Wheat breeding

Ingeborg Gullikstad Hem ([email protected])

library(makemyprior)

Model

We use a model from Hem et al. (2021); a genomic wheat breeding model with three genetic effects: additive, dominance and epistasis The model is: \[ y_i = \mu + a_i + d_i + x_i + \varepsilon_i, \ i = 1, \dots, 100, \]

where * \(\mu\) is an intercept with a \(\mathcal{N}(0, 1000^2)\) prior, * \(\mathbf{a} = (a_1, \dots, a_{100}) \sim \mathcal{N}_{100}(\mathbf{0}, \sigma_{\mathrm{a}}^2 \mathbf{A})\) is the additive effect, * \(\mathbf{d} = (d_1, \dots, d_{100}) \sim \mathcal{N}_{100}(\mathbf{0}, \sigma_{\mathrm{a}}^2 \mathbf{D})\) is the dominance effect, * \(\mathbf{x} = (x_1, \dots, x_{100}) \sim \mathcal{N}_{100}(\mathbf{0}, \sigma_{\mathrm{a}}^2 \mathbf{X})\) is the epistasis effect, and * \(\varepsilon_i\) is the residual effect with variance \(\sigma_{\varepsilon}^2\).

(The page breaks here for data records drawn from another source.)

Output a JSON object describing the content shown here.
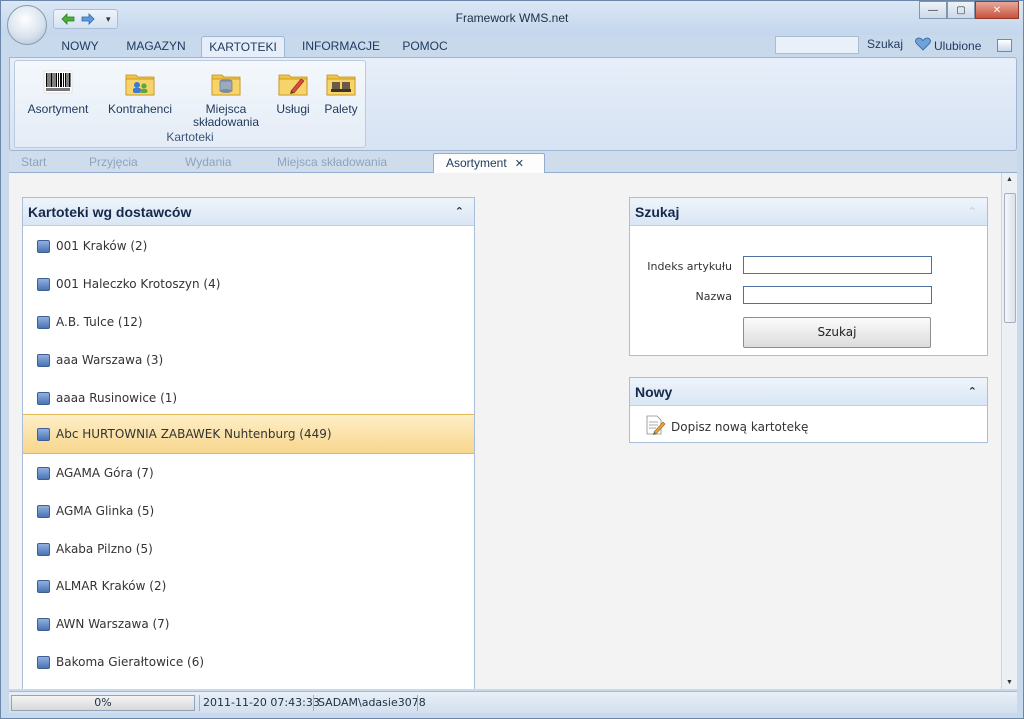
{
  "window": {
    "title": "Framework WMS.net"
  },
  "ribbon": {
    "tabs": [
      {
        "label": "NOWY"
      },
      {
        "label": "MAGAZYN"
      },
      {
        "label": "KARTOTEKI",
        "active": true
      },
      {
        "label": "INFORMACJE"
      },
      {
        "label": "POMOC"
      }
    ],
    "search_value": "",
    "search_label": "Szukaj",
    "favorites_label": "Ulubione",
    "group": {
      "label": "Kartoteki",
      "buttons": [
        {
          "label": "Asortyment",
          "icon": "barcode-icon"
        },
        {
          "label": "Kontrahenci",
          "icon": "contacts-folder-icon"
        },
        {
          "label_line1": "Miejsca",
          "label_line2": "składowania",
          "icon": "storage-folder-icon"
        },
        {
          "label": "Usługi",
          "icon": "services-folder-icon"
        },
        {
          "label": "Palety",
          "icon": "pallets-folder-icon"
        }
      ]
    }
  },
  "doc_tabs": [
    {
      "label": "Start"
    },
    {
      "label": "Przyjęcia"
    },
    {
      "label": "Wydania"
    },
    {
      "label": "Miejsca składowania"
    },
    {
      "label": "Asortyment",
      "active": true
    }
  ],
  "suppliers_panel": {
    "title": "Kartoteki wg dostawców",
    "items": [
      {
        "label": "001 Kraków (2)"
      },
      {
        "label": "001 Haleczko Krotoszyn (4)"
      },
      {
        "label": "A.B. Tulce (12)"
      },
      {
        "label": "aaa Warszawa (3)"
      },
      {
        "label": "aaaa Rusinowice (1)"
      },
      {
        "label": "Abc HURTOWNIA ZABAWEK Nuhtenburg (449)",
        "selected": true
      },
      {
        "label": "AGAMA Góra (7)"
      },
      {
        "label": "AGMA Glinka (5)"
      },
      {
        "label": "Akaba Pilzno (5)"
      },
      {
        "label": "ALMAR Kraków (2)"
      },
      {
        "label": "AWN Warszawa (7)"
      },
      {
        "label": "Bakoma Gierałtowice (6)"
      }
    ]
  },
  "search_panel": {
    "title": "Szukaj",
    "index_label": "Indeks artykułu",
    "index_value": "",
    "name_label": "Nazwa",
    "name_value": "",
    "button_label": "Szukaj"
  },
  "new_panel": {
    "title": "Nowy",
    "link_label": "Dopisz nową kartotekę"
  },
  "statusbar": {
    "progress_label": "0%",
    "progress_fraction": 0,
    "datetime": "2011-11-20 07:43:33",
    "user": "SADAM\\adasie3078"
  },
  "colors": {
    "accent": "#1e395b",
    "selection": "#f8d68d",
    "panel_border": "#a9bfd8"
  }
}
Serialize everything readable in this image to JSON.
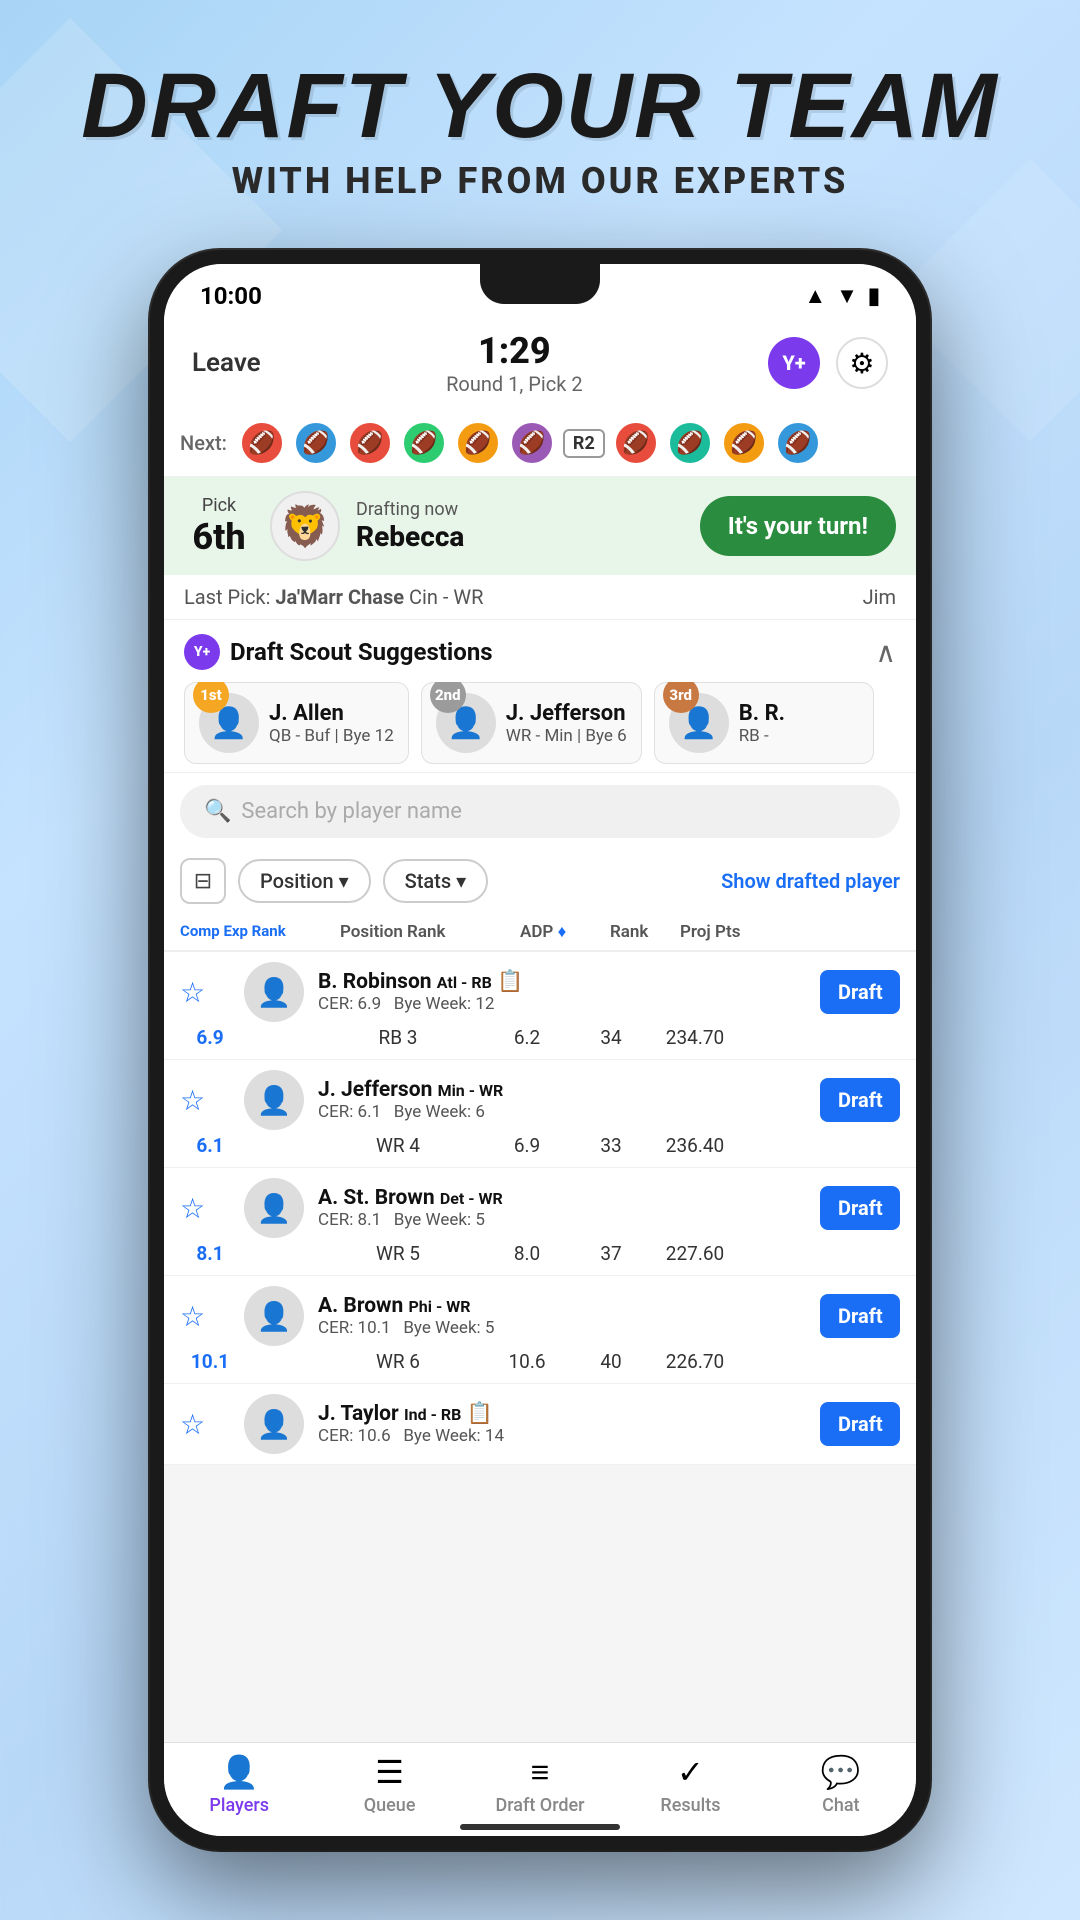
{
  "page": {
    "title": "DRAFT YOUR TEAM",
    "subtitle": "WITH HELP FROM OUR EXPERTS"
  },
  "status_bar": {
    "time": "10:00",
    "icons": "▲▼📶🔋"
  },
  "header": {
    "leave": "Leave",
    "timer": "1:29",
    "round_info": "Round 1, Pick 2",
    "yplus": "Y+",
    "gear": "⚙"
  },
  "draft_order": {
    "next_label": "Next:",
    "r2_label": "R2"
  },
  "pick_section": {
    "pick_label": "Pick",
    "pick_number": "6th",
    "drafting_label": "Drafting now",
    "drafter_name": "Rebecca",
    "your_turn": "It's your turn!"
  },
  "last_pick": {
    "label": "Last Pick:",
    "player": "Ja'Marr Chase",
    "team": "Cin - WR",
    "user": "Jim"
  },
  "scout": {
    "title": "Draft Scout Suggestions",
    "yplus": "Y+",
    "suggestions": [
      {
        "rank": "1st",
        "rank_class": "rank-gold",
        "name": "J. Allen",
        "position": "QB - Buf",
        "bye": "Bye 12",
        "emoji": "🏈"
      },
      {
        "rank": "2nd",
        "rank_class": "rank-silver",
        "name": "J. Jefferson",
        "position": "WR - Min",
        "bye": "Bye 6",
        "emoji": "🏈"
      },
      {
        "rank": "3rd",
        "rank_class": "rank-bronze",
        "name": "B. R.",
        "position": "RB -",
        "bye": "",
        "emoji": "🏈"
      }
    ]
  },
  "search": {
    "placeholder": "Search by player name"
  },
  "filters": {
    "position_label": "Position ▾",
    "stats_label": "Stats ▾",
    "show_drafted": "Show drafted player"
  },
  "table_header": {
    "comp_exp_rank": "Comp Exp Rank",
    "position_rank": "Position Rank",
    "adp": "ADP",
    "rank": "Rank",
    "proj_pts": "Proj Pts"
  },
  "players": [
    {
      "cer": "6.9",
      "name": "B. Robinson",
      "team": "Atl - RB",
      "cer_label": "CER: 6.9",
      "bye": "Bye Week: 12",
      "pos_rank": "RB 3",
      "adp": "6.2",
      "rank": "34",
      "proj_pts": "234.70",
      "emoji": "🏈",
      "draft_label": "Draft"
    },
    {
      "cer": "6.1",
      "name": "J. Jefferson",
      "team": "Min - WR",
      "cer_label": "CER: 6.1",
      "bye": "Bye Week: 6",
      "pos_rank": "WR 4",
      "adp": "6.9",
      "rank": "33",
      "proj_pts": "236.40",
      "emoji": "🏈",
      "draft_label": "Draft"
    },
    {
      "cer": "8.1",
      "name": "A. St. Brown",
      "team": "Det - WR",
      "cer_label": "CER: 8.1",
      "bye": "Bye Week: 5",
      "pos_rank": "WR 5",
      "adp": "8.0",
      "rank": "37",
      "proj_pts": "227.60",
      "emoji": "🏈",
      "draft_label": "Draft"
    },
    {
      "cer": "10.1",
      "name": "A. Brown",
      "team": "Phi - WR",
      "cer_label": "CER: 10.1",
      "bye": "Bye Week: 5",
      "pos_rank": "WR 6",
      "adp": "10.6",
      "rank": "40",
      "proj_pts": "226.70",
      "emoji": "🏈",
      "draft_label": "Draft"
    },
    {
      "cer": "10.6",
      "name": "J. Taylor",
      "team": "Ind - RB",
      "cer_label": "CER: 10.6",
      "bye": "Bye Week: 14",
      "pos_rank": "",
      "adp": "",
      "rank": "",
      "proj_pts": "",
      "emoji": "🏈",
      "draft_label": "Draft"
    }
  ],
  "bottom_nav": {
    "items": [
      {
        "icon": "👤",
        "label": "Players",
        "active": true
      },
      {
        "icon": "☰",
        "label": "Queue",
        "active": false
      },
      {
        "icon": "≡",
        "label": "Draft Order",
        "active": false
      },
      {
        "icon": "✓",
        "label": "Results",
        "active": false
      },
      {
        "icon": "💬",
        "label": "Chat",
        "active": false
      }
    ]
  }
}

The covariance matrices \(\mathbf{A}\), \(\mathbf{D}\) and \(\mathbf{X}\) are computed from the single nucleotide polymorphism (SNP) matrix with thousands of genetic markers.

We use the dataset wheat_breeding in makemyprior, which consists of indexes for the effects and precision matrices for each of the genetic effects, and present three priors.

We scale the precision matrices so the corresponding covariance matrices have typical variance equal to 1 with scale_precmat.

wheat_data_scaled <- wheat_data
wheat_data_scaled$Q_a <- scale_precmat(wheat_data$Q_a)
wheat_data_scaled$Q_d <- scale_precmat(wheat_data$Q_d)
wheat_data_scaled$Q_x <- scale_precmat(wheat_data$Q_x)

formula <- y ~
  mc(a, model = "generic0", Cmatrix = Q_a, constr = TRUE) +
  mc(d, model = "generic0", Cmatrix = Q_d, constr = TRUE) +
  mc(x, model = "generic0", Cmatrix = Q_x, constr = TRUE)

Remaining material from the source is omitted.